Although the defendants must wait until discovery is completed, the statute protects the defendants' interests by allowing the court to impose serious sanctions, including referral for disciplinary action, against an attorney if it determines that a certificate was not made in good faith. "Under the statute as enacted by the legislature, that is the Defendants' sole recourse." Hoe v. Corning, supra, Superior Court, Docket No. 309736.
For the foregoing reasons, the court finds that the defendants' challenge to the validity and sufficiency of the good faith certificate is premature.
Furthermore, the defendants' motions are not the proper procedural vehicles for addressing such a challenge to the validity and sufficiency of a good faith certificate. In LeConche v. Elligers, supra, 215 Conn. 711, the Supreme Court found that the lack of a good faith certificate does not deprive the court of subject matter jurisdiction but "renders the complaint subject to a motion to strike." Because the court in LeConche found that the good faith certificate is not a jurisdictional requirement, in the present case, a motion to dismiss is not procedurally appropriate. Similarly, in the present case a motion to strike is not procedurally appropriate because, unlike the situation in LeConche where there was no good faith certificate at all attached to the complaint, CT Page 14683 here there is a good faith certificate. Additionally, the defendants already have filed answers. Defendant Norwalk Hospital's motion sought, in the alternative, summary judgment, which may be appropriate at a later time, but is premature at this point in the proceedings.
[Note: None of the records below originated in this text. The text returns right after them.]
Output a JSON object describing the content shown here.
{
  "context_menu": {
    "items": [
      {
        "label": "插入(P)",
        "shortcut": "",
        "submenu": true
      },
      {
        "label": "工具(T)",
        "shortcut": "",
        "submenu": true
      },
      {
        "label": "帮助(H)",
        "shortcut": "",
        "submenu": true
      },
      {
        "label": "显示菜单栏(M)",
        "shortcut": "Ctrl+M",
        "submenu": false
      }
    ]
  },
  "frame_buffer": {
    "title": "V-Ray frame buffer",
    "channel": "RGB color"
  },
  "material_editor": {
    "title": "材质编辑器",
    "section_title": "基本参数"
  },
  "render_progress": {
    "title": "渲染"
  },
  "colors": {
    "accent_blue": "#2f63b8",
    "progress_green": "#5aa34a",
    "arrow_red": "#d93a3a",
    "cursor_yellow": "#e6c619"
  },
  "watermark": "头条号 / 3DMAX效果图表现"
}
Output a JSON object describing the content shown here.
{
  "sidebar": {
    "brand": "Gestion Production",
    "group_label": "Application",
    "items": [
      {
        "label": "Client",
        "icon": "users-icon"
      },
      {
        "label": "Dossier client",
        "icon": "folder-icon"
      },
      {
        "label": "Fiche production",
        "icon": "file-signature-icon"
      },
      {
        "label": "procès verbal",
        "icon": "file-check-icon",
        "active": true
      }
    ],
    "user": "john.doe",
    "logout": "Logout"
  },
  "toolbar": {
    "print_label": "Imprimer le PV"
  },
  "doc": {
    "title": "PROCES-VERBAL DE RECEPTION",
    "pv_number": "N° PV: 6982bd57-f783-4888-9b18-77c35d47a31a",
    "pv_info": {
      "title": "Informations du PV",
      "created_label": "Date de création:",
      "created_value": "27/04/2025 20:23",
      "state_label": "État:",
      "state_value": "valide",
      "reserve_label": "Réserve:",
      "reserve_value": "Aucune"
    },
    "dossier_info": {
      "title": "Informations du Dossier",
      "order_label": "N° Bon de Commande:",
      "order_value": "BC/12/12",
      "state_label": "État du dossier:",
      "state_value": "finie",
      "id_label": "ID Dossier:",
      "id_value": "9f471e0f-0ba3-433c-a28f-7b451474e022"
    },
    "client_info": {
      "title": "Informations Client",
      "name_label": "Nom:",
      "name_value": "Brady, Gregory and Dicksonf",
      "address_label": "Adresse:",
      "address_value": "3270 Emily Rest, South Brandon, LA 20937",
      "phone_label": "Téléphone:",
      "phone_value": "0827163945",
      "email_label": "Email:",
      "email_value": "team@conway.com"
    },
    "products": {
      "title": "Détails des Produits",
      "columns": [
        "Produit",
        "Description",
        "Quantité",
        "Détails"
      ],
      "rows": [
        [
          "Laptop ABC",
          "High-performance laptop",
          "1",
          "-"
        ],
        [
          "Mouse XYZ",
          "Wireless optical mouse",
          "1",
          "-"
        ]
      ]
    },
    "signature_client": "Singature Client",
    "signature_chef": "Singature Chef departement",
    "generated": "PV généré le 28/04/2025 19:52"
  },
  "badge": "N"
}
Defendant Norwalk Hospital moved for summary judgment on the additional grounds that plaintiff's recently disclosed medical records from Dr. Phillips demonstrate that a good faith basis for plaintiff's action does not exist. For the reasons stated above, any inquiry into good faith is premature at this time. Accordingly, all of the defendants' motions are denied.
The plaintiff has asked the court, in her objections to defendants' motions, to impose sanctions and/or attorney's fees against the defendants for filing their motions. The plaintiff's request is denied.